The early Vedic Upaniṣads call this unified and imperishable world soul
brahman or
ātman, the former applying more typically to the godhead and the latter signifying the correlative divine "self" residing at the deepest level of one's person. The theistic Upaniṣads teach that this
brahman or
ātman is a single deity known generically as Īśv Īśa (Lord) living deep within one's being and identified particularly as Śiva, Viṣṇu, or the Goddess by particular sectarian communities.

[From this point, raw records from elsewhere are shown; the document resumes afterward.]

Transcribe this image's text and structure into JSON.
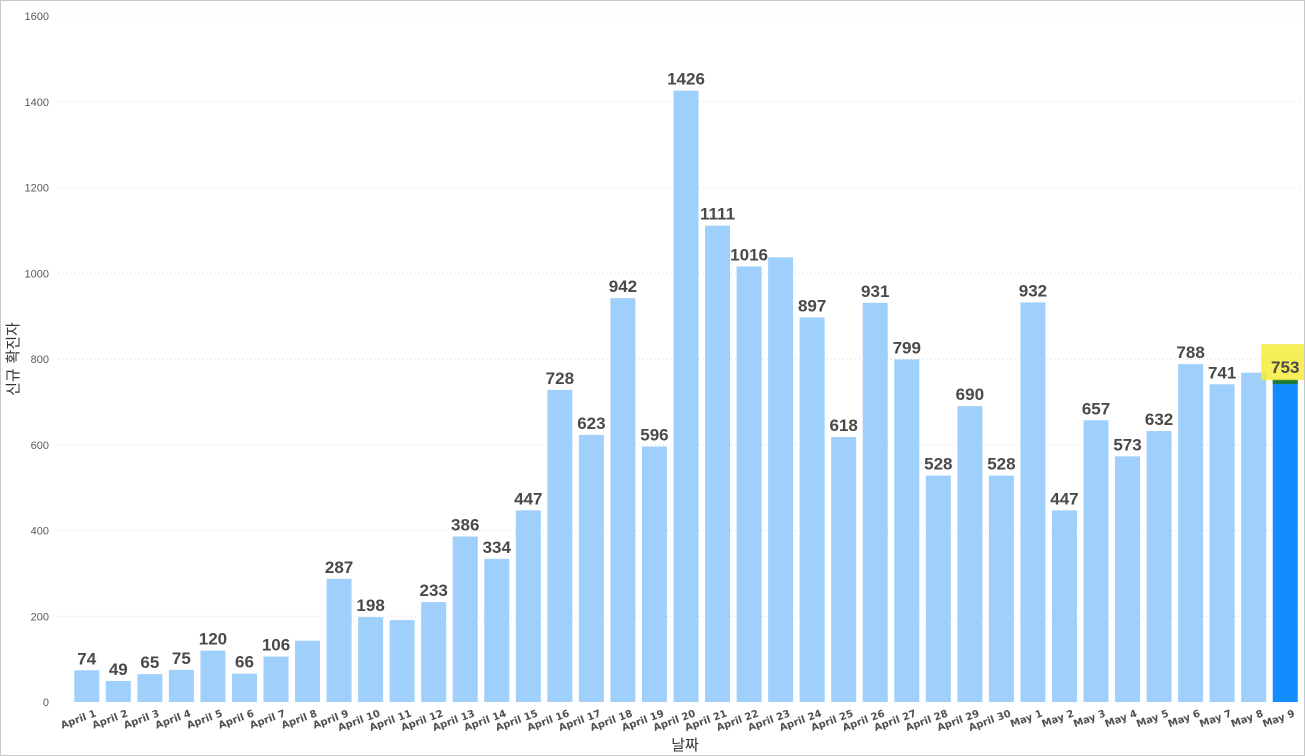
{
  "chart_data": {
    "type": "bar",
    "xlabel": "날짜",
    "ylabel": "신규 확진자",
    "ylim": [
      0,
      1600
    ],
    "yticks": [
      0,
      200,
      400,
      600,
      800,
      1000,
      1200,
      1400,
      1600
    ],
    "grid": true,
    "categories": [
      "April 1",
      "April 2",
      "April 3",
      "April 4",
      "April 5",
      "April 6",
      "April 7",
      "April 8",
      "April 9",
      "April 10",
      "April 11",
      "April 12",
      "April 13",
      "April 14",
      "April 15",
      "April 16",
      "April 17",
      "April 18",
      "April 19",
      "April 20",
      "April 21",
      "April 22",
      "April 23",
      "April 24",
      "April 25",
      "April 26",
      "April 27",
      "April 28",
      "April 29",
      "April 30",
      "May 1",
      "May 2",
      "May 3",
      "May 4",
      "May 5",
      "May 6",
      "May 7",
      "May 8",
      "May 9"
    ],
    "values": [
      74,
      49,
      65,
      75,
      120,
      66,
      106,
      143,
      287,
      198,
      191,
      233,
      386,
      334,
      447,
      728,
      623,
      942,
      596,
      1426,
      1111,
      1016,
      1037,
      897,
      618,
      931,
      799,
      528,
      690,
      528,
      932,
      447,
      657,
      573,
      632,
      788,
      741,
      768,
      753
    ],
    "labels": [
      "74",
      "49",
      "65",
      "75",
      "120",
      "66",
      "106",
      "",
      "287",
      "198",
      "",
      "233",
      "386",
      "334",
      "447",
      "728",
      "623",
      "942",
      "596",
      "1426",
      "1111",
      "1016",
      "",
      "897",
      "618",
      "931",
      "799",
      "528",
      "690",
      "528",
      "932",
      "447",
      "657",
      "573",
      "632",
      "788",
      "741",
      "",
      "753"
    ],
    "highlight_index": 38,
    "colors": {
      "bar": "#9fd0fb",
      "highlight_bar": "#118dff",
      "highlight_top": "#1d7a3a",
      "highlight_label_bg": "#f5ec3a",
      "label": "#4a4a4a"
    }
  }
}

While they explicitly or implicitly admit the difficulties of comprehending a hidden reality that either transcends or simply cannot be known through the structures of time, space, and causation, the Upaniṣads hold that through disciplined practices of meditation and the cultivation of extraordinary knowledge, it can in fact be discerned. Such discernment releases one from the apparent cycles of life and death caused by one's ignorance of the fact that the essential self does not die. Thus, Upaniṣadic religious anthropologies, theologies, and soteriologies all revolve around a key lesson that appears ubiquitously but that might well be characterized by the Adhyātma Upaniṣad's assertion that "he is a free person who through insight sees no distinction between his own self and brahman, and between brahman and the universe" and the Kaṭha Upaniṣad's proclamation that, having comprehended this identity, "one is released from the jaws of death" (3.5).